Veamos un ejemplo con las movilizaciones. En su expresión institucionalizada, las marchas son demostraciones de fuerza con consignas que se repiten como réplicas de santuario haciendo vibrar el ambiente con el: “¡fuerza, fuerza, fuerza, fuerza compañeros, que la lucha es dura, pero venceremos!”, o cuando se caldean los ánimos y el refuerzo colectivo de identidad visibiliza el ajayu con el imbatible “¡el pueblo unido jamás será vencido!”, que no es sólo una consigna sino una expresión individual – colectiva de convicciones. Estos eventos, que para los que los miran son repetitivos e invasivos y para los que los viven son experiencias renovadoras de la exigibilidad de derechos, se recuerdan por lo que provocan: inclusión/oposición, enfrentamientos/negociaciones y/o empoderamientos reivindicativos.
Lo festivo en las movilizaciones es esto y algo más, que está contenido en la ironía, el gozo y la irreverencia. Son expresiones hualaychas (traviesas) que rompen las rutinas con creatividad convocante. Veamos una historia recurrente en ciudades del continente. Ocurre cuando las manifestaciones ciudadanas cambian sorpresivamente sus clásicas consignas y la marcha ordenada por un trotecito y un coro multitudinario cantando picarescamente a voz en cuello: “queremos alcalde, no jardinero / queremos prefecto, no tiktokero”. Según donde ocurra, esta expresión, frases más frases menos, cambia de ritmo, pero no de sentido. Son recursos festivos de la política que cobran identidad en las particularidades de contextos, momentos, acontecimientos, actores, expresiones culturales y lugares específicos. Dejo a mis lectoras y lectores las aplicaciones, con la seguridad que las van a disfrutar recordando.

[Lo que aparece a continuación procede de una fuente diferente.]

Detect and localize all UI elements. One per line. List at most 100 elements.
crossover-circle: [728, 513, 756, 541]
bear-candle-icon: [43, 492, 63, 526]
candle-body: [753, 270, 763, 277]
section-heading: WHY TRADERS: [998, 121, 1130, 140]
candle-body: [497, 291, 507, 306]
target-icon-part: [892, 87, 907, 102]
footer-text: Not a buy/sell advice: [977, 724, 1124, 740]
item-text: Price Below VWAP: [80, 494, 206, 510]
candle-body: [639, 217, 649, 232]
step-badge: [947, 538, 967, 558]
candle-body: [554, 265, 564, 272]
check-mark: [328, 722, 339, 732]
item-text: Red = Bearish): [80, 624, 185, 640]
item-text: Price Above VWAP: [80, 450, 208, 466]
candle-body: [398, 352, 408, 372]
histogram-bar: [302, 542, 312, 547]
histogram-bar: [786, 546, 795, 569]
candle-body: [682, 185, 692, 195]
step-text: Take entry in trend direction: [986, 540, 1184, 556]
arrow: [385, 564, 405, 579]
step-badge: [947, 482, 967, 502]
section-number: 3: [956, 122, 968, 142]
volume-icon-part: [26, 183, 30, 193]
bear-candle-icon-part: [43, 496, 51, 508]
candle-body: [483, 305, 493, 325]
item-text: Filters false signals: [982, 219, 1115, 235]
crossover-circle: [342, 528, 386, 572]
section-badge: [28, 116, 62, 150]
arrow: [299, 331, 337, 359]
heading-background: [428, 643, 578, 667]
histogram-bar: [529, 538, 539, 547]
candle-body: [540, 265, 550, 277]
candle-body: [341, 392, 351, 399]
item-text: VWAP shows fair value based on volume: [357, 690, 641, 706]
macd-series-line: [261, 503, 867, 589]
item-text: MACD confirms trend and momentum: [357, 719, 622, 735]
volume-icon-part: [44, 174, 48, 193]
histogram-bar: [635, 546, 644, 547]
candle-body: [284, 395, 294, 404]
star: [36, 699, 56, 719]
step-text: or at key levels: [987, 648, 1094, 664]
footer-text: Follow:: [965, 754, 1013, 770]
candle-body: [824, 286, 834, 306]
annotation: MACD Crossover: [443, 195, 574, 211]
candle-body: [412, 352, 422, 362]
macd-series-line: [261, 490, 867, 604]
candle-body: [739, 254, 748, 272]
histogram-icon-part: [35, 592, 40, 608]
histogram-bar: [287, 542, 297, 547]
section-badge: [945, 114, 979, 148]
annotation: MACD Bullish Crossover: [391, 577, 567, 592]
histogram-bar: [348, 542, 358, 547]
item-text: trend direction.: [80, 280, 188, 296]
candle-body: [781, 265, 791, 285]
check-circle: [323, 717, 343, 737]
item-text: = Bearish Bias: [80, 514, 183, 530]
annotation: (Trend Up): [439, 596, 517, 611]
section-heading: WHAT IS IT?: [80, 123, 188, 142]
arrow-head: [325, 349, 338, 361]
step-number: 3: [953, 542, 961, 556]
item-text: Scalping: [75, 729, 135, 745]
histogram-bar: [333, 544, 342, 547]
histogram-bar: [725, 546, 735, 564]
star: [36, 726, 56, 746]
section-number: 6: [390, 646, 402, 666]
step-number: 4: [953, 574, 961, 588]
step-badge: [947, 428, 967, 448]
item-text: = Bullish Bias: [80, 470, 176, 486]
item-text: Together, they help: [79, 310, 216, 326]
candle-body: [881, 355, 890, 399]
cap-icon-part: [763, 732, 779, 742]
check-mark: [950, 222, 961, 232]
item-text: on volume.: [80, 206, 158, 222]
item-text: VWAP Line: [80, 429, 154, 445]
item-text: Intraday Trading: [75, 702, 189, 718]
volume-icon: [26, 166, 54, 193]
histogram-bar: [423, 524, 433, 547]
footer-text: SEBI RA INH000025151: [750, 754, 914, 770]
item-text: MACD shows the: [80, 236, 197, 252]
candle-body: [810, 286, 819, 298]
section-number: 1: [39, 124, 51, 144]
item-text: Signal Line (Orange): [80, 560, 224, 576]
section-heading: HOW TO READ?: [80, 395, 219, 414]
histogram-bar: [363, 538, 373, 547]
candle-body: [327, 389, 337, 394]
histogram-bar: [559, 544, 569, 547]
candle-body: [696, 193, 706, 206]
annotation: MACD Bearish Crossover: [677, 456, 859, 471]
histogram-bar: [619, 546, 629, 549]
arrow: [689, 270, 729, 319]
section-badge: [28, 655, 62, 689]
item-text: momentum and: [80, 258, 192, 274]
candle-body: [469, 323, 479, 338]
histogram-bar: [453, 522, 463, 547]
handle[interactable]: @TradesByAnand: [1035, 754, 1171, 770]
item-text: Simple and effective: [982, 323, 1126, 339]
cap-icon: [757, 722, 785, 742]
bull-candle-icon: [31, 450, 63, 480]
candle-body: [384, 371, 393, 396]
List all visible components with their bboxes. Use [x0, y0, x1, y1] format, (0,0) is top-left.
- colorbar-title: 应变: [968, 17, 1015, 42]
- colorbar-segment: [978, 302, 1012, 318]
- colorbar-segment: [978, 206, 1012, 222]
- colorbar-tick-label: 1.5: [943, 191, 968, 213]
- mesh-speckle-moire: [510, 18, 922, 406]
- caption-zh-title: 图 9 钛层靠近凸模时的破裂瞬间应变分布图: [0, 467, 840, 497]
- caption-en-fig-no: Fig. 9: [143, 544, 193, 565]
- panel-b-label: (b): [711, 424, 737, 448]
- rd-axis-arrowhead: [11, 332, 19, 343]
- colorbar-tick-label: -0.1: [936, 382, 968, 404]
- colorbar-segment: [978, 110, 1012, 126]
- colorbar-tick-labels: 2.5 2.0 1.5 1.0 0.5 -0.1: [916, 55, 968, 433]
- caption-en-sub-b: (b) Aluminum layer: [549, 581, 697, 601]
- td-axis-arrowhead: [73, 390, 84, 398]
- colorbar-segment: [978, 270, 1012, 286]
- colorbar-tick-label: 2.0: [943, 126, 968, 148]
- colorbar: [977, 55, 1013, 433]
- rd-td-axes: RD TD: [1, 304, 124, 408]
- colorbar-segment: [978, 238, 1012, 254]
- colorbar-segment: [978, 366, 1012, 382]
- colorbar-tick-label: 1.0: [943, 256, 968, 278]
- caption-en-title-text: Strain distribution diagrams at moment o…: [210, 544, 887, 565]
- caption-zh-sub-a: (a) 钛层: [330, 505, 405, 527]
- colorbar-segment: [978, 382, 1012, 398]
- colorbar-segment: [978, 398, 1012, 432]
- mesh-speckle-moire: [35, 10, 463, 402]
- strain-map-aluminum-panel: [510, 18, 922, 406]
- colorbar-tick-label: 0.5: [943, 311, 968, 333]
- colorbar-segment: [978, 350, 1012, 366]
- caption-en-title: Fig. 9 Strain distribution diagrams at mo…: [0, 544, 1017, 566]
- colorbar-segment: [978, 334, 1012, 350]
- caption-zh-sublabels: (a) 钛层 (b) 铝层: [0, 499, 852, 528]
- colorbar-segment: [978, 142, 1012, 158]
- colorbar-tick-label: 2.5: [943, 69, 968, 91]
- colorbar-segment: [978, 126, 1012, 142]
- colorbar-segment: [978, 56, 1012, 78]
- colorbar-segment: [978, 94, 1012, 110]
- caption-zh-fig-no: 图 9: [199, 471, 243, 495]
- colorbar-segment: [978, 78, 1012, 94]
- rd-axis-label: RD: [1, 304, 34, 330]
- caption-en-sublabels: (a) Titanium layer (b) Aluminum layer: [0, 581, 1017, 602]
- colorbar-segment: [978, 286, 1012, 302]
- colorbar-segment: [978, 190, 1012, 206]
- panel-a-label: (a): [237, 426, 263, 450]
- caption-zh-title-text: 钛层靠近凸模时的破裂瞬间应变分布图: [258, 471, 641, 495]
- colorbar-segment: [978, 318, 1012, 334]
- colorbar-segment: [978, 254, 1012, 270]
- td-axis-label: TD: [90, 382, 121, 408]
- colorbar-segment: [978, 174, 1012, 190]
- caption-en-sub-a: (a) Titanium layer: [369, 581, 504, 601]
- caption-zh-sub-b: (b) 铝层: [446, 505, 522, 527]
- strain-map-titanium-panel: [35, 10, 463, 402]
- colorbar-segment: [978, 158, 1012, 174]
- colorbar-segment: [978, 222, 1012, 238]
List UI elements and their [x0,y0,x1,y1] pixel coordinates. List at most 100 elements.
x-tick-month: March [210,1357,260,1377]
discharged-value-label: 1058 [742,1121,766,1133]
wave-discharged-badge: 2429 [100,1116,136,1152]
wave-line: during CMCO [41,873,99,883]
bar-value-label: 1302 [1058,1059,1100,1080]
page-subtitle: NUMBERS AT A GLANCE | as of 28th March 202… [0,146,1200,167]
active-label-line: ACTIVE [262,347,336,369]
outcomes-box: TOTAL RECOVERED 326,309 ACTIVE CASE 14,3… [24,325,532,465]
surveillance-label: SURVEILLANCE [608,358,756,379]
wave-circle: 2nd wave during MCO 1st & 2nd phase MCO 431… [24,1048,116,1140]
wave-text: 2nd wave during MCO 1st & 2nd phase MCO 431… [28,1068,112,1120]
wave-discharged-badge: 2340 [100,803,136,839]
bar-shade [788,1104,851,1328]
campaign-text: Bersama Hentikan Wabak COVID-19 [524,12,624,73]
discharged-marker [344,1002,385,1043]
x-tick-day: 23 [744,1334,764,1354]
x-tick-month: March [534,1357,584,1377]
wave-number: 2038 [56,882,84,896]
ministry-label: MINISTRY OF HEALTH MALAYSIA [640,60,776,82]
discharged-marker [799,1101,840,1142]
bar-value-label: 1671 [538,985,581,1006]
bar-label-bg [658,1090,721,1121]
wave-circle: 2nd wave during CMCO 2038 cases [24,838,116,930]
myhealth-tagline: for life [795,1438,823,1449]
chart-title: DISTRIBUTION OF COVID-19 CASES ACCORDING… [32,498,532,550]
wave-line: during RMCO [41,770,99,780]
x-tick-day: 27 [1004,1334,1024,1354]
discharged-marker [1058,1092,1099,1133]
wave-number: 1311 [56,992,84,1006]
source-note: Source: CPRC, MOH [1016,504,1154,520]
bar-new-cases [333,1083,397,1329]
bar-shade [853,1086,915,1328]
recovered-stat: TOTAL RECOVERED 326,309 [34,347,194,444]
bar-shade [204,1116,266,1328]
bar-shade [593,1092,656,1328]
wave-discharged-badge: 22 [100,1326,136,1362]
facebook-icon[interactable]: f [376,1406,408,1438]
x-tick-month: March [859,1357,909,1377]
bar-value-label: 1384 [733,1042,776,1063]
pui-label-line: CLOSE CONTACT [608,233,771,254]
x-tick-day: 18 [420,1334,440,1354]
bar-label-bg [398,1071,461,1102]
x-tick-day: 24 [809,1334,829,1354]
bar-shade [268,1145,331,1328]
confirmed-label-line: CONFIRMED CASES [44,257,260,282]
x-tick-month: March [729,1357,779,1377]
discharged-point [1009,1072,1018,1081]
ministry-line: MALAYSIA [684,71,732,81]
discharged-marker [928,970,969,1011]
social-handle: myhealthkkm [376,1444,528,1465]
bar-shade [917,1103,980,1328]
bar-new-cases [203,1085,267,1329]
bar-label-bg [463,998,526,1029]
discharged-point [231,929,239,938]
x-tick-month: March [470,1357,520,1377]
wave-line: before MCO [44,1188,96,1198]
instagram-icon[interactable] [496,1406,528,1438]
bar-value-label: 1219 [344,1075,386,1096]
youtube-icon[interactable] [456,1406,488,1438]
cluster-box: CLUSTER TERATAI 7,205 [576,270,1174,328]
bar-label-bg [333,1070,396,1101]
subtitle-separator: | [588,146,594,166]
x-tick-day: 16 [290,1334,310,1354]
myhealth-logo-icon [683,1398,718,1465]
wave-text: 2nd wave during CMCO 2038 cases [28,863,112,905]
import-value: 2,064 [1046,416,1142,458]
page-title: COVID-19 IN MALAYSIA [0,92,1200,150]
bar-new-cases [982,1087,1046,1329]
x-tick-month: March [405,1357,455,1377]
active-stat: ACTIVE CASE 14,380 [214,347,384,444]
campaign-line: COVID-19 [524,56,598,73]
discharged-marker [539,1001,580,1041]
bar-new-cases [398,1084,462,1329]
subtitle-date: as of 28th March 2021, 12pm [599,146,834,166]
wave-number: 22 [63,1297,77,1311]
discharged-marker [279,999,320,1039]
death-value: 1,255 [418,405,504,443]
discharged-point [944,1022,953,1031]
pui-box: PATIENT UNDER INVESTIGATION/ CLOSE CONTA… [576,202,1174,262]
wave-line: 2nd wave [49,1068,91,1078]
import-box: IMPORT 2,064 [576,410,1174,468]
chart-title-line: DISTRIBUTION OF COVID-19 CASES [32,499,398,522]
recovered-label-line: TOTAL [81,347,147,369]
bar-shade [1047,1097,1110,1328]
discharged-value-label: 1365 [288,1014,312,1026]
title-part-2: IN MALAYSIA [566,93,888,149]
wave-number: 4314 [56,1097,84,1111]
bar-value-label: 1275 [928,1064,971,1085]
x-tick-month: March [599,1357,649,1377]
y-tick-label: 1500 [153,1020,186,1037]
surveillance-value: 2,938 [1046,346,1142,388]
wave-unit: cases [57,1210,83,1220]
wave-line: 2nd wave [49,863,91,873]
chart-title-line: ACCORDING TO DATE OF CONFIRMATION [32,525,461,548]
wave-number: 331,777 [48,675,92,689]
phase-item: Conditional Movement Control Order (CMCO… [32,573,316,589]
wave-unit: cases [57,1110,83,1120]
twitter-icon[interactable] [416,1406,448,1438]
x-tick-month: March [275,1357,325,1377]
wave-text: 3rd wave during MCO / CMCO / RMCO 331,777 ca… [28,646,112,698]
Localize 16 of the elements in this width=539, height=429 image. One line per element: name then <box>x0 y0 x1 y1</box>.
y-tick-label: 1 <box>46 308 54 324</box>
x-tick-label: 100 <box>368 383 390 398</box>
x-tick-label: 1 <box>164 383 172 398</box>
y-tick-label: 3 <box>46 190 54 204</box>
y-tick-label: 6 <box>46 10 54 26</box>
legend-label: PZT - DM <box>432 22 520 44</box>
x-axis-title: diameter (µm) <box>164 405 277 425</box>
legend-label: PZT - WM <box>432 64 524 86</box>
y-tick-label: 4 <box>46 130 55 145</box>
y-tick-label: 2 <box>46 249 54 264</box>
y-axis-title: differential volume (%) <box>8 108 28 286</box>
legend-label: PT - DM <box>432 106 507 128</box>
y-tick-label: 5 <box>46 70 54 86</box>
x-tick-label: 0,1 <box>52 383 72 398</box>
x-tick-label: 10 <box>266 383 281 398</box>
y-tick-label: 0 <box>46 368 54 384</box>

Lo importante es destacar que son experiencias que se asumen, disfrutan, comparten, celebran, porque sus metáforas des-acartonadas operan como factores afectivos de cohesión entre las reivindicaciones, las cotidianeidades y los imaginarios. Por eso, en tanto dimensión hualaycha de la política, cobran importancia estratégica en estos tiempos de aislamiento en burbujas-redes sociodigitales y en irreconciliables polos opuestos que modelan sociedades de la desconfianza. A contracorriente de los repliegues ciudadanos en individualidades egocéntricas y hábitats convertidos en fortalezas sitiadas por el recelo, lo festivo es una realización subliminal que permite romper el aislamiento y provocar sentidos de integración en acciones colectivas compartidas y articuladas por el disfrute simbólico.
En tanto hecho político, todo modelo festivo encierra en sí mismo la necesidad de festejar-nos, de establecer una conexión con el otro, de reafirmar los vínculos sociales participativos y de humanizar la política. Combina prácticas de protesta o de afirmación con arte desplegado en el espacio público, amalgamando las formas tradicionales de movilización social con componentes emocionales, corporales y estéticos. Lo festivo no reemplaza a los movimientos convencionales, los complementa y enriquece tejiendo cohesiones simbólicas entre quienes reivindican demandas o consolidan conquistas, en consonancia con otros que miran, gozan, se incluyen, replican, expanden y multiplican entusiastas voluntades.
*Sociólogo y comunicólogo boliviano. Director de la Fundación Latinoamericana Communicare. Ex secretario ejecutivo de OCLACC (hoy SIGNIS ALC).